Em 2017, o governo Michel Temer conseguiu aprovar a lei do teto de gastos, que amarrou as contas de despesas de cada ano às do ano anterior – ou seja, não seria possível gastar mais do que no ano passado. Tão simples quanto parece, mas eficiente? A proposta de Haddad tenta equilibrar metas de superavit (diferença para mais entre receita e despesa) e controle de gastos a partir da evolução das receitas. A lei de Temer é tida como impeditiva aos benefícios sociais propalados por Lula desde sempre, mas a proposta acordada até agora pelo governo e parte do Congresso não é compreendida a fundo por leigos – como eu. Em princípio, o aumento de gastos sobreviverá, mas tendo como referência o desempenho da receita, com piso de 0,6% e aumento, inflação à parte, de até 2,5%. Pronto? Claro que não. Os números e a terminologia me são familiares, mas os detalhes de que preciso para compreender esta imensa equação estão longe de minha vã economia, que vai mais para o lado filosófico do que do financeiro. Fico com Smith, Marx, Keynes e Galbraith, e dá para compreender alguma coisa com esse número de pensadores e suas filosofias. Afinal, Haddad não é formado em economia, teve apenas um mestrado na USP e nem foi FHC, ex-ministro da Fazenda de Itamar, sem formação específica no ramo.

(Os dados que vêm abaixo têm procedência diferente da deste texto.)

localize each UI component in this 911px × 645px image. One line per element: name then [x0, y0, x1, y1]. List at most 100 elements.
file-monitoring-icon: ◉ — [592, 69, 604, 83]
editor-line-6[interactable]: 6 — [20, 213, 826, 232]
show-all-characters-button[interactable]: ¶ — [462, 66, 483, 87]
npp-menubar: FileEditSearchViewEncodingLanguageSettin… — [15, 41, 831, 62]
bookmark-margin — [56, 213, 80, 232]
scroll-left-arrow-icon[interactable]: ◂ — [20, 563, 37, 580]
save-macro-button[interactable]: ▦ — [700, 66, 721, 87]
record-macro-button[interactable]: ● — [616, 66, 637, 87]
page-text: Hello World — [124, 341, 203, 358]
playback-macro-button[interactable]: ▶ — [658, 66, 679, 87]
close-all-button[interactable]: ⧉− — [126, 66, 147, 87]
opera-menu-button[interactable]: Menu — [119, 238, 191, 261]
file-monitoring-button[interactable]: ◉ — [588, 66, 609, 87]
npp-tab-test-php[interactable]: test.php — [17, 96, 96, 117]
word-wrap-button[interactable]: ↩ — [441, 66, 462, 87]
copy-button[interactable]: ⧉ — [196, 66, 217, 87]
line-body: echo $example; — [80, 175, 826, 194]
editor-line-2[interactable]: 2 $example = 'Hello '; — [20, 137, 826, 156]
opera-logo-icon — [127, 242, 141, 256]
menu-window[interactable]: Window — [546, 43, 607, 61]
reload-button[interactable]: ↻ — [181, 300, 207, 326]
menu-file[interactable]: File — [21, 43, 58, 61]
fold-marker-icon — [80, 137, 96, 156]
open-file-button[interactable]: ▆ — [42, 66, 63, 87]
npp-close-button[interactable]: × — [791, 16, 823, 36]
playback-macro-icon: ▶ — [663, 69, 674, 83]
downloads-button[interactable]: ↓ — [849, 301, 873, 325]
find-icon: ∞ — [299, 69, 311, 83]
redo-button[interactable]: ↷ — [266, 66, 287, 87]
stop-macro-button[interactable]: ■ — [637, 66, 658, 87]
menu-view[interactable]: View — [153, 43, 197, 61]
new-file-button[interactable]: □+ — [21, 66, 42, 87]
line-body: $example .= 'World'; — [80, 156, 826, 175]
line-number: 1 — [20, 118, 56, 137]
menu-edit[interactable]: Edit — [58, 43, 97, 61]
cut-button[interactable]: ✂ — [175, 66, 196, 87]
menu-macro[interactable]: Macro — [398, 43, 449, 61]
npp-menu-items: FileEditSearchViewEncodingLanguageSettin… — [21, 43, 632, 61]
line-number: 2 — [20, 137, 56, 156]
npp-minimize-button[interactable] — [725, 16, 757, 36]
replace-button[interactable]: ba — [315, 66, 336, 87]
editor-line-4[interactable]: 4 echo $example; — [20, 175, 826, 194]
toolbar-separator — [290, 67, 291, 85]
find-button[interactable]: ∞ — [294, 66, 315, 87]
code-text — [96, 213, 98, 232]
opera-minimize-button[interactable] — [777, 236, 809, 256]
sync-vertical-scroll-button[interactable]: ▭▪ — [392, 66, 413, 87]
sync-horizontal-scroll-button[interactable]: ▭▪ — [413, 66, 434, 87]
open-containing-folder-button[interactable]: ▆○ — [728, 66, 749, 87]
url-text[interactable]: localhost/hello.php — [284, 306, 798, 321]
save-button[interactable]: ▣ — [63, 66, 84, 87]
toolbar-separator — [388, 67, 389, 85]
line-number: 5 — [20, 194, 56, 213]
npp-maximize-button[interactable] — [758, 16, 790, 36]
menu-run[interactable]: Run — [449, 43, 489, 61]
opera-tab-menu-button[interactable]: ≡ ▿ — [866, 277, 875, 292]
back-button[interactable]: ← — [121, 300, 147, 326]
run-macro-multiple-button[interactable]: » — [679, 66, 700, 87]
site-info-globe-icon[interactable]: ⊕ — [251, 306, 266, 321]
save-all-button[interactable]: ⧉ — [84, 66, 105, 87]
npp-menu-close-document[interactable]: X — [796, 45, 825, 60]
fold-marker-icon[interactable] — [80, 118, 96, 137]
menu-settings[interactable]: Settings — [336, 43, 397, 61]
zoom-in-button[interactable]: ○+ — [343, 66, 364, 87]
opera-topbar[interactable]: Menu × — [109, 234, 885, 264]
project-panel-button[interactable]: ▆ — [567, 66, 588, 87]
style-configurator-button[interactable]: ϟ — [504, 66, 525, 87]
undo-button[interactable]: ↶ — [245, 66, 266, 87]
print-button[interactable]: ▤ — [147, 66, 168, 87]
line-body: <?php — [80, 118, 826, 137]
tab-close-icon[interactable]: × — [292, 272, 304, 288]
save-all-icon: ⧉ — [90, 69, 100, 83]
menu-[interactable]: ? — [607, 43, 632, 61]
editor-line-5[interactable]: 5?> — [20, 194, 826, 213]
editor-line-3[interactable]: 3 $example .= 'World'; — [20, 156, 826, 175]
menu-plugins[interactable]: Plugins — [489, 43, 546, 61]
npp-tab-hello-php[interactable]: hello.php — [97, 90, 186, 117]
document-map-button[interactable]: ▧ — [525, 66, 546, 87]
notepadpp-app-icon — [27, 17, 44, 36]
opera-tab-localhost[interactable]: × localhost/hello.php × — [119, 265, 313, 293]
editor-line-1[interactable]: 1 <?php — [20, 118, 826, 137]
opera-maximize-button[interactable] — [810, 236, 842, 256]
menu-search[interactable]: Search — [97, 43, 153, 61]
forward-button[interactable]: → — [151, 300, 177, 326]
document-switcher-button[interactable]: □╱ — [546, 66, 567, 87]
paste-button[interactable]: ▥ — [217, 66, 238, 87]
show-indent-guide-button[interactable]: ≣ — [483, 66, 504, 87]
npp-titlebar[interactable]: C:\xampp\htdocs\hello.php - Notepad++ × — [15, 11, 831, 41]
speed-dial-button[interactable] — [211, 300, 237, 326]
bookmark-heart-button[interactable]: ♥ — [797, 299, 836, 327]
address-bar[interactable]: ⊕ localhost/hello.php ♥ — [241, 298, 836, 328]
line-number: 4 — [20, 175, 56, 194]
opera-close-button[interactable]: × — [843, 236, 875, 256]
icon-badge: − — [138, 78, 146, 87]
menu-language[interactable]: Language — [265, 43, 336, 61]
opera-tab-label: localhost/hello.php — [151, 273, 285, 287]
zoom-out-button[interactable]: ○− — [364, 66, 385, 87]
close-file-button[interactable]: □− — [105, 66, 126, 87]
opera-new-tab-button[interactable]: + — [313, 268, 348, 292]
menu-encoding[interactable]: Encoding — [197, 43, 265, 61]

Em vista disso, não vejo bala única ou de prata, como as nossas comentaristas dos telejornais da TV adoram dizer -, nem gosto de arcabouço. Não há apenas uma saída, um caminho, e é óbvio que todos eles são móveis, algo como uma escultura flutuante de Alexander Calder, peças oscilando como pêndulos no ar sem se chocarem, mantendo a harmonia como em tantos universos: a música, os corpos celestes, a cadência das ondas do mar. Os grandes economistas que conheci, os melhores, eram artistas, ou quase. Criam que cálculos e contabilidades caberiam melhor aos calculistas e contabilistas, e a eles próprios a estrutura e a filosofia. Porque tudo isso não é matéria de cálculo: é muito mais de pensamento, como a música que sai do papel para a fruição dos que a ouvem.